Per me le immagini della sonda Cassini hanno un duplice fascino perché oltre a quello scientifico ve ne ravviso anche uno esistenziale. Il viaggio interplanetario tra la Terra e Saturno è poca cosa rispetto alle distanze dell’universo, infatti concerne lo spazio di un semplice sistema solare alla periferia di una galassia che ne contiene altri miliardi di simili, eppure riesce lo stesso a destare in me un certo stupore. Purtroppo o per fortuna la vita umana è troppo breve rispetto ai tempi che il cosmo impiega per mostrare cambiamenti apprezzabili di ciò che lo compone, ma proprio in ragione di quest’appurata inconoscibilità finisco per provare un certo imbarazzo nei confronti della prosaica routine di cui sono correo.
Una mia utopia vuole che il mondo si mantenga diviso in nazioni e al contempo sia unito nella vocazione per la scoperta dell’universo, circostanza che in parte già sussiste nel comune lavoro di NASA ed ESA. Sono innumerevoli le beghe di cui i governi terrestri devono occuparsi per le faccende interne, perciò vi sono innumerevoli risorse che non possono essere distratte verso l’esplorazione spaziale, ma confido che un domani, qualora il genere umano non abbia cura di estinguersi prima, sarà ancora una volta le téchne (nella sua accezione greca) a risolvere tutto e di certo non qualche culto monoteistico che già oggi dovrebbe essere considerato al pari di una malattia mentale.
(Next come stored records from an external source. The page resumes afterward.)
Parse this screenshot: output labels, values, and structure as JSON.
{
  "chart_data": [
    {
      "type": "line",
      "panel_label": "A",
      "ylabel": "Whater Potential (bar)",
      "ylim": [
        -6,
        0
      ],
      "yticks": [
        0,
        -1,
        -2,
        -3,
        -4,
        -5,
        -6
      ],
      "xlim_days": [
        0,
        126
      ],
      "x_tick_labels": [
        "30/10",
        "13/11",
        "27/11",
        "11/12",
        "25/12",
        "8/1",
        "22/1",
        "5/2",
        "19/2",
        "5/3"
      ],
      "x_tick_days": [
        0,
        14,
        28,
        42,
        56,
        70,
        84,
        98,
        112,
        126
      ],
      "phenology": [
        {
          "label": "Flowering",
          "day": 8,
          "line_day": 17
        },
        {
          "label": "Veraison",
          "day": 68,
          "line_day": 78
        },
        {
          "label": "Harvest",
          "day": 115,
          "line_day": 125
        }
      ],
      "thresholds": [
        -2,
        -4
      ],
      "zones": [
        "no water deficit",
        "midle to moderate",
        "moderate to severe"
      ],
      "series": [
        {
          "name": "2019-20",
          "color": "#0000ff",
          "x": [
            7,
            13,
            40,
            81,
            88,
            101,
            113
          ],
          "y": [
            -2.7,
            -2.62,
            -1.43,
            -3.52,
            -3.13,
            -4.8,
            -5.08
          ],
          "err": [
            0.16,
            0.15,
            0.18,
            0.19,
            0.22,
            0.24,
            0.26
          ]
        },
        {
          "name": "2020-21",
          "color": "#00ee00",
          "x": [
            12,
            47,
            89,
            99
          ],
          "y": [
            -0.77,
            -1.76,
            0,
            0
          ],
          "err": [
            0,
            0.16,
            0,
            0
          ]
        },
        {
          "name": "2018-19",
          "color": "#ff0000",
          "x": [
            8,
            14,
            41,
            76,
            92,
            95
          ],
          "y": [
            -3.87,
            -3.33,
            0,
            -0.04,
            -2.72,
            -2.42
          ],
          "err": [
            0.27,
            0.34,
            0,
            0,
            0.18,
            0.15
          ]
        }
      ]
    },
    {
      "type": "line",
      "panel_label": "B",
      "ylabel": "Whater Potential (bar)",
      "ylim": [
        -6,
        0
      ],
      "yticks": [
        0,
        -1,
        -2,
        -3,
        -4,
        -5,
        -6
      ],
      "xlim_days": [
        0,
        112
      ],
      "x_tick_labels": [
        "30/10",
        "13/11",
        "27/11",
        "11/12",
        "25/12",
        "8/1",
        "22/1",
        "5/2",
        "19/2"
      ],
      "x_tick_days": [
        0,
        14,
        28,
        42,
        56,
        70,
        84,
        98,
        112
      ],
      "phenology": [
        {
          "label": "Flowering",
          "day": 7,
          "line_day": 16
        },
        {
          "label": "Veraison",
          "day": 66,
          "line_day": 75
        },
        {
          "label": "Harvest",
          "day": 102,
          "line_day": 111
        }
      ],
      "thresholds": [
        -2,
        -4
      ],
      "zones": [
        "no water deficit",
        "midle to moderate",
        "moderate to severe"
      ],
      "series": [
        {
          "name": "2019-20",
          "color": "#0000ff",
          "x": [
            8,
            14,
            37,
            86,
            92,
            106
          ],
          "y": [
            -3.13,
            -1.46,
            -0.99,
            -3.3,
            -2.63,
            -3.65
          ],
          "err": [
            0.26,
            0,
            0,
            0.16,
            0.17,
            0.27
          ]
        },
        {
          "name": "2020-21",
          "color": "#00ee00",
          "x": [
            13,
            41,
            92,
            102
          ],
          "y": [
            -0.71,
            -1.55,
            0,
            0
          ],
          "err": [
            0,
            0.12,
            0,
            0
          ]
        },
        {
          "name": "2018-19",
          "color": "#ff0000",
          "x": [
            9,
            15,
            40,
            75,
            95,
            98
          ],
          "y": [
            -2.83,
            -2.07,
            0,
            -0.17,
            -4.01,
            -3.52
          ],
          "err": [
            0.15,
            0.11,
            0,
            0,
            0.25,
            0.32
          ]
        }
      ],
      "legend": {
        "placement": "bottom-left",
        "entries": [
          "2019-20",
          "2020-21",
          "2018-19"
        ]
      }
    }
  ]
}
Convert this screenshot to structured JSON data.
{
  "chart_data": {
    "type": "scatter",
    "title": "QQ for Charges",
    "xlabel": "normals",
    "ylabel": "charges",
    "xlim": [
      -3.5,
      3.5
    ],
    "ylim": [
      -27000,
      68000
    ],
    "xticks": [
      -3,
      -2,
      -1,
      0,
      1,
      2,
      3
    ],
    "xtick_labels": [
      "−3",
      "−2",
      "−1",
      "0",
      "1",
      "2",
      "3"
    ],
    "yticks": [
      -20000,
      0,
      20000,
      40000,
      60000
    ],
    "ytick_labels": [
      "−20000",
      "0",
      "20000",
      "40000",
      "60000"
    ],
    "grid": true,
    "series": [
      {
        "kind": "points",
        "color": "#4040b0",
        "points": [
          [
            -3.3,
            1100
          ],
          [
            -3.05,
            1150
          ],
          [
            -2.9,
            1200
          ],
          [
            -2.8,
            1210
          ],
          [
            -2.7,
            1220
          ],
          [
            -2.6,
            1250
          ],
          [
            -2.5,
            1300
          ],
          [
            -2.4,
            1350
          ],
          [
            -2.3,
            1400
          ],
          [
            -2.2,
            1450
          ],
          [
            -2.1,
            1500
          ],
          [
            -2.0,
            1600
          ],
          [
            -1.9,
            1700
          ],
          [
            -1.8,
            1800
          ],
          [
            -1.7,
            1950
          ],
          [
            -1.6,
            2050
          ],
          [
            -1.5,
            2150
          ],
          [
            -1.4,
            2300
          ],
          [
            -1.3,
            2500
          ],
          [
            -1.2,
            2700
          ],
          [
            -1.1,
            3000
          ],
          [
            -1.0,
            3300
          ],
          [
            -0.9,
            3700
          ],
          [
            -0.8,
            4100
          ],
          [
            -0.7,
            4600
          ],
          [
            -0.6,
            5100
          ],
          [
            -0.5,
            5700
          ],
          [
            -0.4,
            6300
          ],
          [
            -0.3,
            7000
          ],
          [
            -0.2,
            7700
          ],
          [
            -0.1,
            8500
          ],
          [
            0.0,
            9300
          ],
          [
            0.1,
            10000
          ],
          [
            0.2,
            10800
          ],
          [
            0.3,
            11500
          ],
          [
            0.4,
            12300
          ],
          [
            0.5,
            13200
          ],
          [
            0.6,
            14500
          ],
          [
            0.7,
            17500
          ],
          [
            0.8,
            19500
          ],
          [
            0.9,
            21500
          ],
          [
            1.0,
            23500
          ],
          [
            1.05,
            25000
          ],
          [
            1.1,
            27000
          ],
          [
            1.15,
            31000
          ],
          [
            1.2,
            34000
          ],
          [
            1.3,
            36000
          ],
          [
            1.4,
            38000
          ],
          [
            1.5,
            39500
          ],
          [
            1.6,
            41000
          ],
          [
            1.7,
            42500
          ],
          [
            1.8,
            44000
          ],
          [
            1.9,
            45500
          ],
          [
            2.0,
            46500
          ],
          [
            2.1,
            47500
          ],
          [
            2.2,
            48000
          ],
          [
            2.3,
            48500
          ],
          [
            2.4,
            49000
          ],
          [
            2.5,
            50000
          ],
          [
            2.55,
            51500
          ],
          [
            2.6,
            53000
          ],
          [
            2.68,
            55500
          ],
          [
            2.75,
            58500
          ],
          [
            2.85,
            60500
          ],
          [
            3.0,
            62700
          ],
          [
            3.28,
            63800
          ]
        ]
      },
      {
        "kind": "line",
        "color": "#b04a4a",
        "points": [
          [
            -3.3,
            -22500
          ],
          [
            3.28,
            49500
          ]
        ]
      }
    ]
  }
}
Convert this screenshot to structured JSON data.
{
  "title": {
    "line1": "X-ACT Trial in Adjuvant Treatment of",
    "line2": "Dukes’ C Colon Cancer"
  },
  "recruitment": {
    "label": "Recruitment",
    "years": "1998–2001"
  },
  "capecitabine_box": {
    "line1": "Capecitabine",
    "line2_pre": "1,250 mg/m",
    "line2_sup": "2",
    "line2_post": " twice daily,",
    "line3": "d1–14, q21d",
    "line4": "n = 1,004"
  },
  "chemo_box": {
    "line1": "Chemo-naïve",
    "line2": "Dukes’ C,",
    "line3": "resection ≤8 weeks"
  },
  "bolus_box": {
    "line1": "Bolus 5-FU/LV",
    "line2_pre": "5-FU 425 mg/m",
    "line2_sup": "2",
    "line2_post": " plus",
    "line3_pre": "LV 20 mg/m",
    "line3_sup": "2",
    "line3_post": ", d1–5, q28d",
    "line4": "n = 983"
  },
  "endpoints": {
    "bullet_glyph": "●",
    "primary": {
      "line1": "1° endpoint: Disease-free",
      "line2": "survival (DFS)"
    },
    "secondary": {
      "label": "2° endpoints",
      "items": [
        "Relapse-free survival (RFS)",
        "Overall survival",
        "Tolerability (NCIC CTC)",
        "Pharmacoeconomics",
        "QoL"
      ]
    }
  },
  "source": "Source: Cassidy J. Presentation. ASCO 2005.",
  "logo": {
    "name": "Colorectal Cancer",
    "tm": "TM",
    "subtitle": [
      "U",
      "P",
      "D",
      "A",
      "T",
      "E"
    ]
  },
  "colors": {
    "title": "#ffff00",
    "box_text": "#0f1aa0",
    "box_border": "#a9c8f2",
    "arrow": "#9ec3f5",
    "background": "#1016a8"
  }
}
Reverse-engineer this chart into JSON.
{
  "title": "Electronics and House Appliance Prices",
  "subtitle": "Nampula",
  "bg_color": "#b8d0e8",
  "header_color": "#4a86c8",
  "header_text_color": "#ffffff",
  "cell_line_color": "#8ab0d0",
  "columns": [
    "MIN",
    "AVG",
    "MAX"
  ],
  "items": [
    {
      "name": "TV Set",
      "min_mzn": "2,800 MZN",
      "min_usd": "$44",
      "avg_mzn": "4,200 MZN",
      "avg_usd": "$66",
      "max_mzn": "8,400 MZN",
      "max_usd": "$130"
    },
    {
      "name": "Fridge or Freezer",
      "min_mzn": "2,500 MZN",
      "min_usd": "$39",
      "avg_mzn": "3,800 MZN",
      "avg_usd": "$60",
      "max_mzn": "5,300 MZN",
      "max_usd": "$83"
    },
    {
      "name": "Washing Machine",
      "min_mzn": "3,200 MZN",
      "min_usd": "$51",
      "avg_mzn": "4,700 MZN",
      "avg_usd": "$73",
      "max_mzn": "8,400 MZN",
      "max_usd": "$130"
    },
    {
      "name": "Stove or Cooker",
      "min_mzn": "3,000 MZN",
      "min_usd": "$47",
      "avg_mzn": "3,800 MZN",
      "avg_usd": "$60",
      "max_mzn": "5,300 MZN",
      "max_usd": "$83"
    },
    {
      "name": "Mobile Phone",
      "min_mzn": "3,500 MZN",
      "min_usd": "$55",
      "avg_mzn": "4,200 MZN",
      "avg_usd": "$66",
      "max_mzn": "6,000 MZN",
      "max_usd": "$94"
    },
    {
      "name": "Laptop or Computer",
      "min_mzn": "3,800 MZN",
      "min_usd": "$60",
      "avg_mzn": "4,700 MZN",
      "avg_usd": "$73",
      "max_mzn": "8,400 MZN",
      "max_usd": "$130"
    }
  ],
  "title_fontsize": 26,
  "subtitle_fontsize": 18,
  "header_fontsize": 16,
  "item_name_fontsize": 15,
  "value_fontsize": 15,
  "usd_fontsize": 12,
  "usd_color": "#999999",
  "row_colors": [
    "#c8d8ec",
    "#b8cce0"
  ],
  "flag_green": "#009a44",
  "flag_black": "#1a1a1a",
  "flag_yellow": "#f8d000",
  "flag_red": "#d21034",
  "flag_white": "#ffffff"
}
C’è qualcosa di poetico, malinconico, titanico, prometeico, futuribile e avvincente nell’ultima immagine con cui la sonda Cassini ha immortalato la Terra mentre si trovava tra gli anelli di Saturno. È facile che l’immaginazione voli quando la mente si trovi a ragionare sul futuro dell’esplorazione spaziale, però io credo che la realtà superi sempre la fantasia e vorrei che tale superamento avvenisse con la propulsione a curvatura.
Appena ho visto l’immagine qui sopra me ne è venuta in mente subito un’altra, ovvero quella che la sonda Voyager 1 catturò nel 1990 mentre usciva dal sistema solare e su cui Carl Sagan ha speso delle parole memorabili: “Guardate ancora quel punto. È qui. È casa. Siamo noi. Su di esso, tutti quelli che amate, tutti quelli di cui avete mai sentito parlare, ogni essere umano che sia mai esistito, hanno vissuto la propria vita. L’insieme delle nostre gioie e dolori, migliaia di presuntuose religioni, ideologie e dottrine economiche, ogni cacciatore e raccoglitore, ogni eroe e codardo, ogni creatore e distruttore di civiltà, ogni re e suddito, ogni giovane coppia innamorata, ogni madre e padre, figlio speranzoso, inventore ed esploratore, ogni predicatore di moralità, ogni politico corrotto, ogni "superstar", ogni "comandante supremo", ogni santo e peccatore nella storia della nostra specie è vissuto lì, su un granello di polvere sospeso dentro un raggio di sole”.